According to one embodiment, an inner recess 540 may be formed in the base 530 to allow for the mounting or insertion of a test element (e.g., a partition element, a siloxane partition element, etc.) 590. An optical window 2830 of the optical alignment mount 2820 of the test equipment 2800 allows light to be transmitted to and received from the test element 590. The inner recess 540 may be circular in shape with a vertical or near vertical wall 550 and a flat base 560.
According to one embodiment, an opening 580 may be formed in the base 560 of the inner recess 540 to allow for the mounting or insertion of the test element 590 to facilitate tests conducted by the test equipment 2800. According to one embodiment, the test element 590 may be co-molded with the container 100. According to another embodiment, the test element 590 may be inserted into the container 100 after molding. According to one embodiment, the inner recess 540 may have an annual bore 570 formed in its wall 550 at or near the base 560. The inner recess 540 may be sized to receive the test element 590 or a portion thereof to facilitate tests conducted by the test equipment 2800.
The recesses 510, 540 formed in the container 100 provide protection for the test element 590 by elevating it above the level of the base 500. As such, the test element 590 is separated from a surface upon which the container 100 may be placed thereby reducing or preventing contamination and/or damage of the test element 590.
The recess 510 formed in the base 500 along with the optical alignment mount 2820 function to align or maintain the container 100 in the test equipment 2800 in an position optimized for the performance of optical devices 2840 (e.g., light emitting diodes (“LEDs”), lens, fiber optics, etc.) contained within the optical alignment mount 2820.
In operation, according to one embodiment, the container 100 is delivered in the held closed position 790. The pin 160 being attached to the container 100 indicates that the container 100 has not been tampered with. The lid 130 is opened and the pin 160 is detached. A sample (e.g., water) is placed in the container 100 along with a substrate that will react with contaminants in the water to produce a detectable product. The lid 130 of the container 100 is then locked closed 1990 by inserting the tab 170 of the lid 130 in the slot 400 formed in the ring 150 of the closure 120. The detectable product is partitioned by the test element (e.g., a partition element, a siloxane partition element, etc.) 590 that has been pre-mounted in the container 100. The container 100 is placed in the test chamber or incubator 2810 within the test equipment 2800 where it is locked in place by mating of the recess 510 formed in the base 100 of the container and the optical alignment mount 2820 formed in the incubator. The test element 590 is illuminated by LEDs within the optical alignment mount 2820 and the presence and amount of the detectable product is determined using optical devices 2840 contained in the optical alignment mount 2820 and in the test equipment 2800.

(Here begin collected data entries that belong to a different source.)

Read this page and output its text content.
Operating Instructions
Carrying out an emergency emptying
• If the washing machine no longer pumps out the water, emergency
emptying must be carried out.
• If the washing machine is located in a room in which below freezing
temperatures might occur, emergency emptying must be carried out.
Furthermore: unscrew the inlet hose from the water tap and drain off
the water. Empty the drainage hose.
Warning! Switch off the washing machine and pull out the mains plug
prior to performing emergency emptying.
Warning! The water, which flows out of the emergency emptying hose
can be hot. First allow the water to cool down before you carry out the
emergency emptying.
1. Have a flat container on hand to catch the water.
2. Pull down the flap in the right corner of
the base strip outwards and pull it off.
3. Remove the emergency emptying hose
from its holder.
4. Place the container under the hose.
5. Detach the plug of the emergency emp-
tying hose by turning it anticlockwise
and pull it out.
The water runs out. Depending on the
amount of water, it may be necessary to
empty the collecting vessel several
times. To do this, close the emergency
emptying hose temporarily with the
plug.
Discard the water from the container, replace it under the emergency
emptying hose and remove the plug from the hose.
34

Thus, according to one embodiment, there is provided a container 100 comprising: a body 110; and, a closure 120; wherein the closure 120 has a lid 130 hinged 140 to a ring 150 mounted on the body 110, the lid 130 moveable from an open position 190, 1390 to a closed position 790, 1990; wherein the lid 130 has a tab 170 hinged 180 thereto for: inserting into and engaging a slot 400 formed in the ring 150 as the lid 130 is moved to the closed position 1990 from the open position 190, 1390 to thereby lock the lid 130 in the closed position 1990; or, receiving and engaging a pin head 161 of a pin 160 mounted on the ring 150 in a hole 620 formed in the tab 170 to thereby hold the lid 130 in the closed position 790, the pin 160 configured to detach from the ring 150 when the tab 170 and lid 130 are returned to the open position 1390. The container 100 may include a recess 510 formed in a base 500 of the body 110 for mating the container 100 with test equipment 2800. The container 100 may include a test element 590 disposed in the recess 510 such that a portion of the test element 590 is in contact with a sample placed in the body 110. The test element 590 may be separated from a surface in contact with the base 500. The test element 590 may be in contact with the test equipment 2800. The contact may include optical communication with the test equipment 2800. The test element 590 may be integrated with material of the container 100. And, the test element 590 may comprise a material different from that of the container 100.

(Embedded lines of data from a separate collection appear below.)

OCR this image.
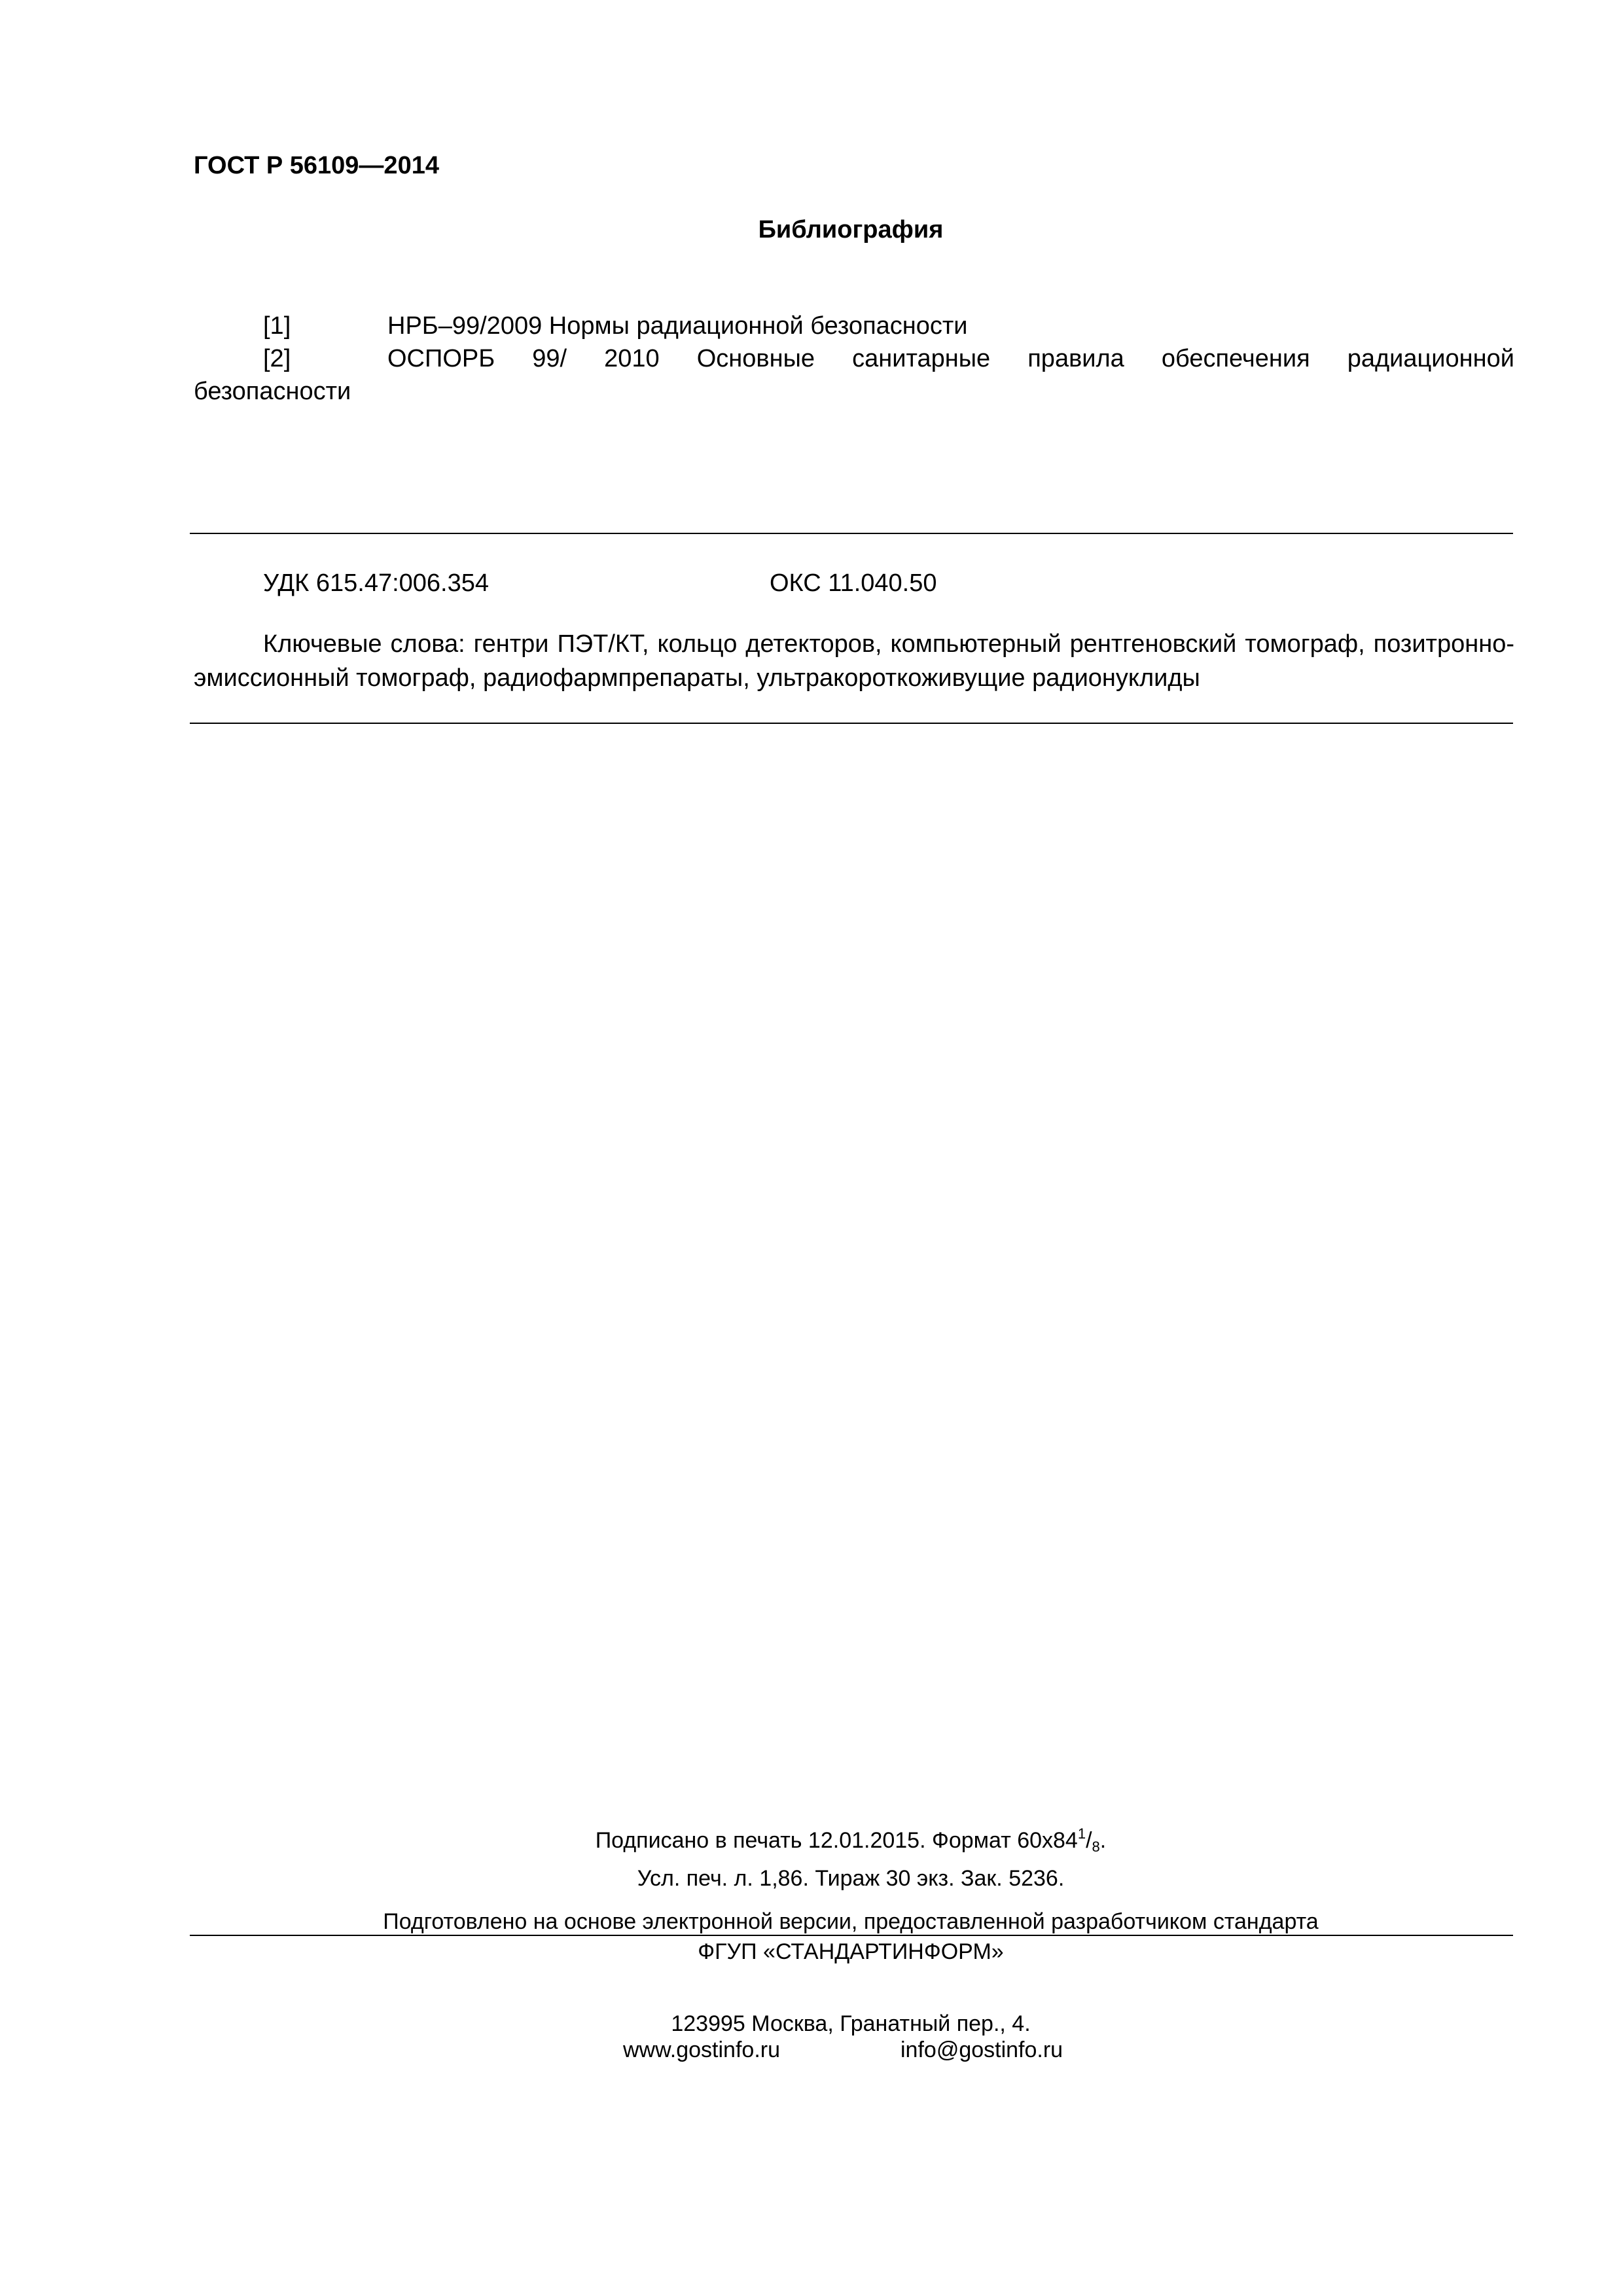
ГОСТ Р 56109—2014

Библиография

[1]	НРБ–99/2009 Нормы радиационной безопасности
[2]	ОСПОРБ 99/ 2010 Основные санитарные правила обеспечения радиационной
безопасности
УДК 615.47:006.354	ОКС 11.040.50

Ключевые слова: гентри ПЭТ/КТ, кольцо детекторов, компьютерный рентгеновский томограф, позитронно-эмиссионный томограф, радиофармпрепараты, ультракороткоживущие радионуклиды

Подписано в печать 12.01.2015. Формат $60х84^1/_8$.

Усл. печ. л. 1,86. Тираж 30 экз. Зак. 5236.

Подготовлено на основе электронной версии, предоставленной разработчиком стандарта

ФГУП «СТАНДАРТИНФОРМ»

123995 Москва, Гранатный пер., 4.

www.gostinfo.ru	info@gostinfo.ru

According to another embodiment, there is provided a method for storing a sample in a container 100 having a lid 130, comprising: initially providing the container 100 with the lid 130 in a closed position 790, the container 100 having a first indicator 160 confirming that the lid 130 has not been opened; and, opening the lid 130, placing the sample in the container 100, and closing the lid 130, including causing the first indicator 160 to indicate that the lid 130 has been opened and causing a second indicator 401 to indicate a closed state of the lid 130 after a single opening. The first indicator 160 may be indicative of a condition of an interior of the container 100 prior to opening the lid 130 and the second indicator 401 may be indicative of tampering with the sample. For example, the first indicator 160 may be indicative of a sterile condition of the interior of the container 100.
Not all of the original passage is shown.